PS. 5-torsion is too long to compute most often.
There is a formula that works in all degrees, not just imaginary quadratic. In a global field $K$, let $O$ be integral over ${\mathbf Z}$ or ${\mathbf F}[t]$ (${\mathbf F}$ a finite field) and be "big", i.e., it has fraction field $K$. Let $\mathfrak c$ be the conductor ideal of $O$ in its integral closure $R$. Then
$$h(O) = \frac{h(R)}{[R^\times:O^\times]}\frac{\varphi_{R}({\mathfrak c})}{\varphi_O(\mathfrak c)},$$
where $\varphi_O(\mathfrak c)$ is the number of units in $O/\mathfrak c$ and $\varphi_R(\mathfrak c)$ is the number of units in $R/\mathfrak c$. This is derived in Neukirch's alg. number theory book in the number field case, but it goes through to any one-dimensional Noetherian domain with a finite residue rings and a finite class group.
In the imag. quadratic case the unit index $[R^\times:O^\times]$ is 1 most of the time so you don't notice it.
Both $\varphi_R(\mathfrak c)$ and $\varphi_O(\mathfrak c)$ can be written in the form ${\text N}(\mathfrak c)\prod_{\mathfrak p \supset \mathfrak c}(1 - 1/{\text{N}(\mathfrak p)})$, where the ideal norm $\text N$ means the index in $R$ or $O$ and $\mathfrak p$ runs over primes in $R$ or $O$ for the two cases.
Best Answer
The only proof that I know that $(\mathbb{Z}/3\mathbb{Z})^3$ does not appear as the class group of a quadratic imaginary number field is by brute force search.

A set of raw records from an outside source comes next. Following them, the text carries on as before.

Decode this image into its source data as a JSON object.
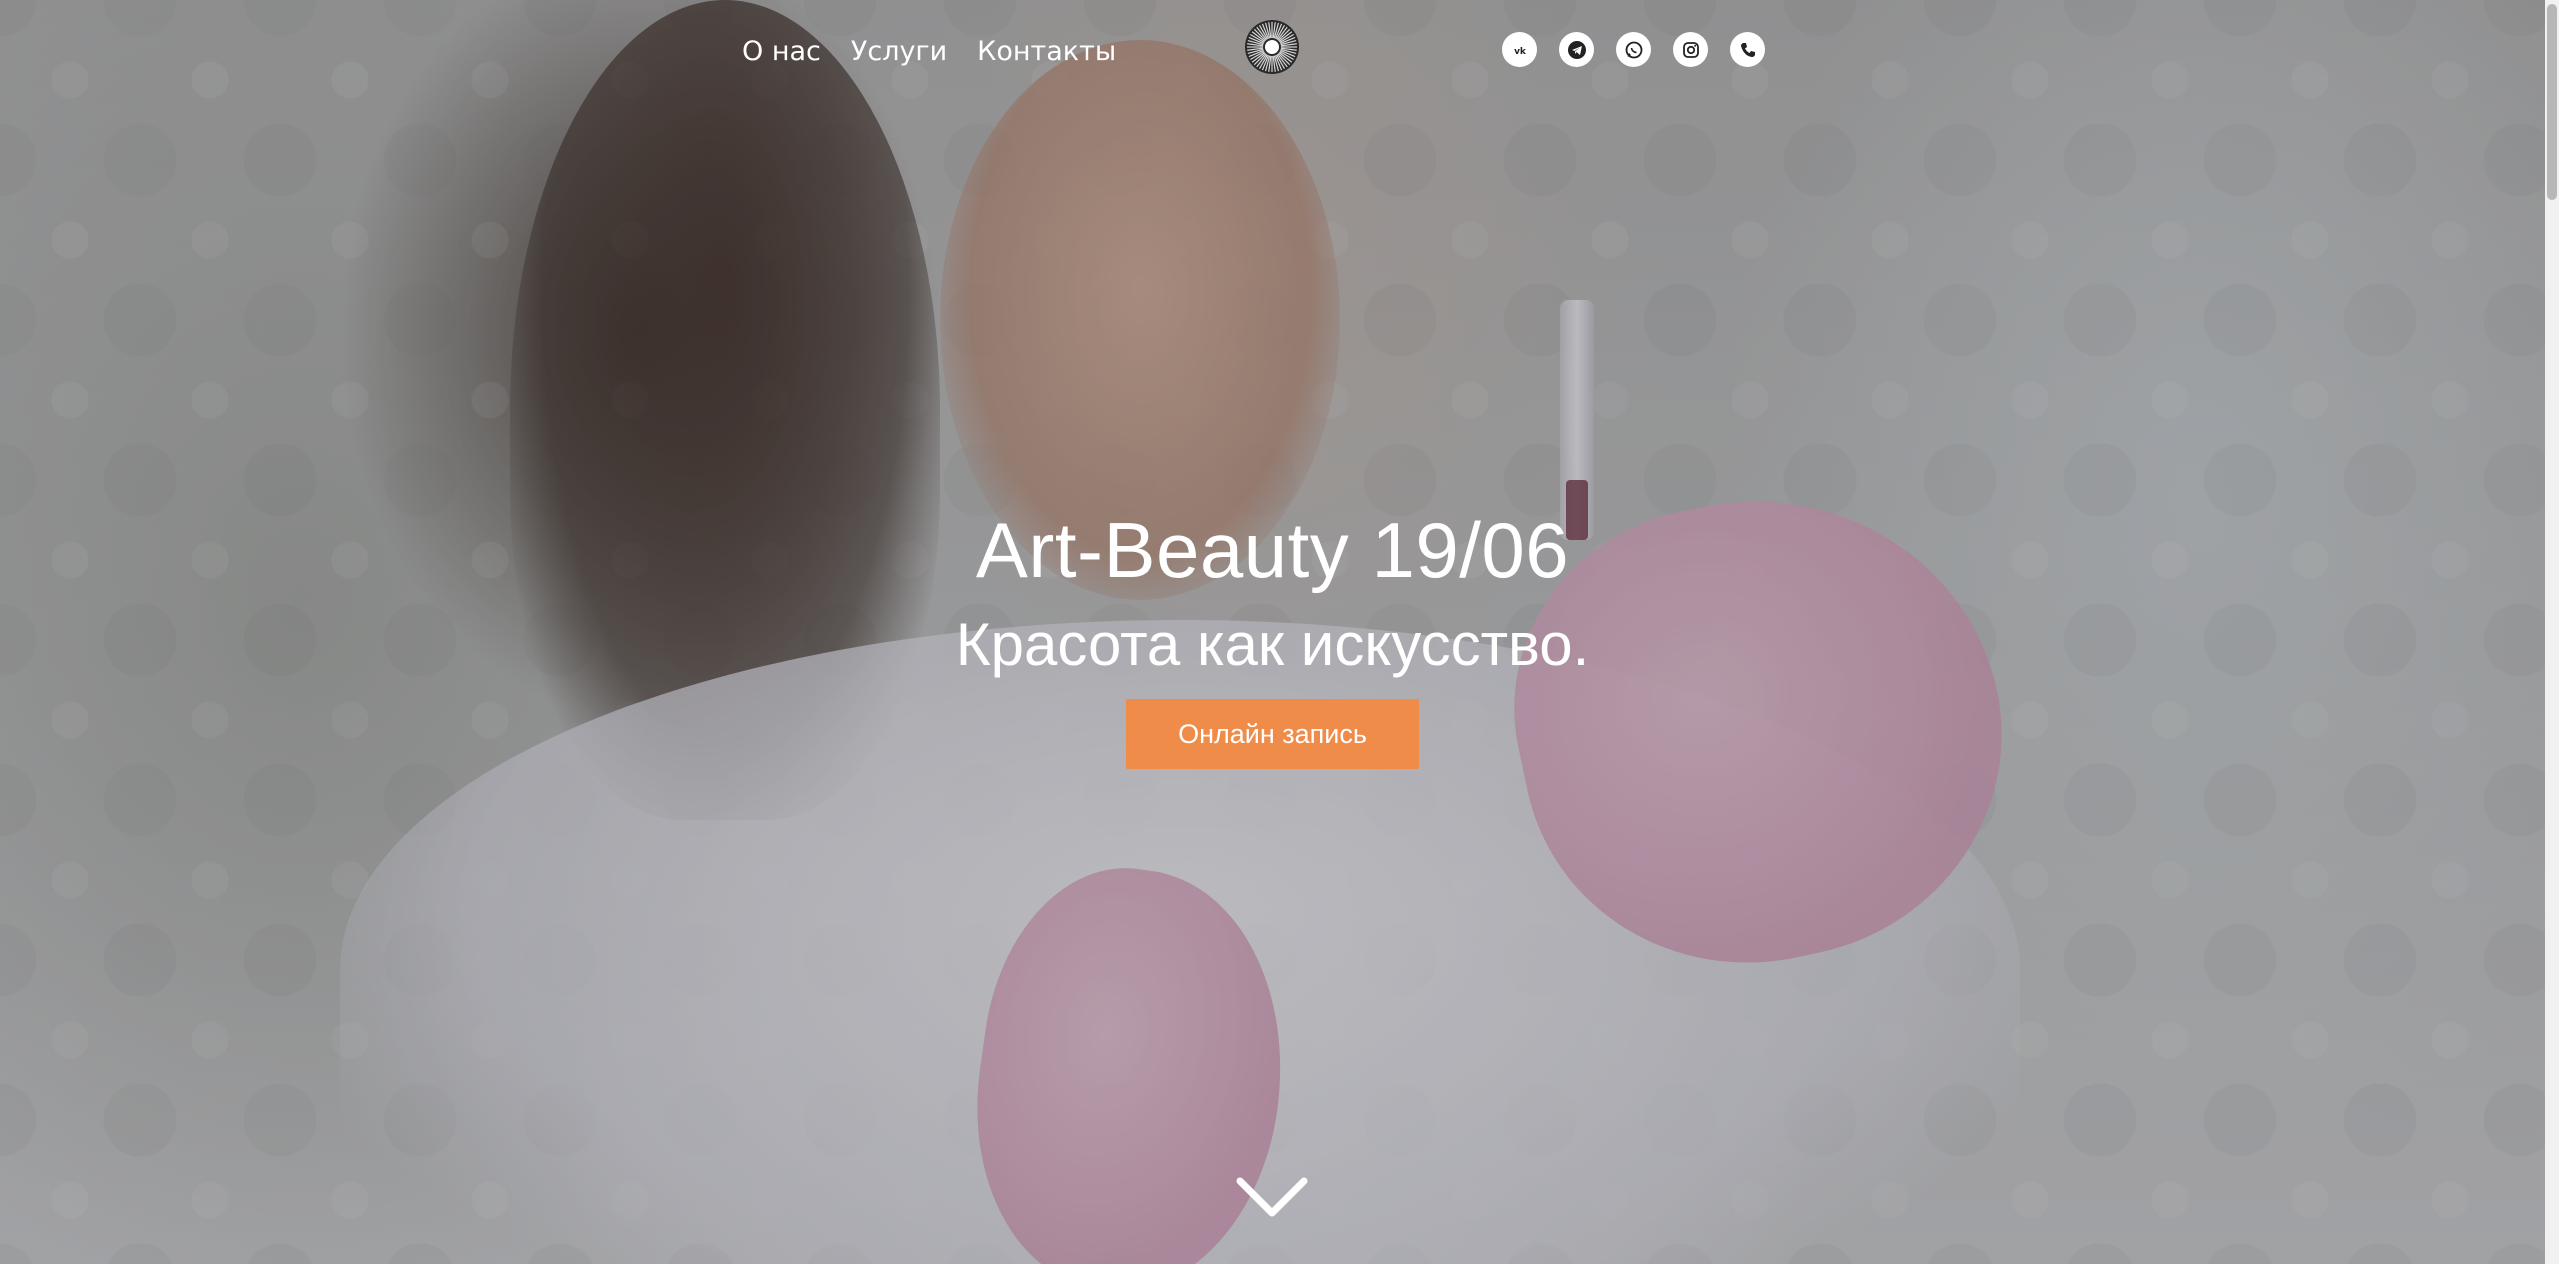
{
  "nav": {
    "links": [
      {
        "label": "О нас"
      },
      {
        "label": "Услуги"
      },
      {
        "label": "Контакты"
      }
    ],
    "logo_icon": "sunburst-logo-icon"
  },
  "socials": [
    {
      "icon": "vk-icon"
    },
    {
      "icon": "telegram-icon"
    },
    {
      "icon": "whatsapp-icon"
    },
    {
      "icon": "instagram-icon"
    },
    {
      "icon": "phone-icon"
    }
  ],
  "hero": {
    "title": "Art-Beauty 19/06",
    "subtitle": "Красота как искусство.",
    "cta_label": "Онлайн запись",
    "scroll_icon": "chevron-down-icon"
  },
  "colors": {
    "accent": "#f08c49",
    "text": "#ffffff"
  }
}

Roughly, the idea is that since class numbers of quadratic fields increase with the discriminant, there are only finitely many such fields of any given class number. We can then enumerate all class groups of a given size, and check to see which class groups appear. Most recently, Watkins's computation of all quadratic imaginary number fields with class number up to 100 provides in particular a complete list of all class groups of order 27, and so by simple enumeration one can observer that $(\mathbb{Z}/3\mathbb{Z})^3$ does not appear. I should also mention in this regard the tremendous amount of data available in a recent article of Jacobson, Ramachandran, and Williams.
[Edit: As to another of your questions, the same technique shows 6 other class groups of order less than 100 do not appear as quadratic imaginary number fields, of orders 27,32,54,64,64,81,81 respectively, a fact I have stolen from https://math.stackexchange.com/a/11025/20762 (and now updated based on ABC's answer below).]
Lacking any particularly compelling arithmetic reasons which proscribe certain finite abelian groups from appearing as class groups of quadratic imaginary number fields, it's worth thinking about some heuristics. An argument of Soundararajan gives that, on average, the number of quadratic imaginary number fields of class number $p^n$ is roughly $p^n$ (or better, asymptotically between $p^n/n$ and $np^n$). On the other hand, the number of finite abelian groups of order $p^n$ is governed by the partition theory of $n$, and hence a standard asymptotic suggests there are $\frac{1}{4\sqrt{3}n}e^{\pi\sqrt{2n/3}}$ such groups. So roughly, there are increasingly more number fields of order $p^n$ than there are possible class groups of that size, so one might perhaps expect that (again, without any obvious arithemtical obstruction) that there are only finitely many examples like $(\mathbb{Z}/3\mathbb{Z})^3$ that do not appear, at least among $p$-groups (and especially for large $p$).
For real quadratic fields, there is no such bound pushing class numbers higher, and I can't see any reason not to expect every finite abelian group to appear as a class group of such a field. Of course, this result is nowhere near known.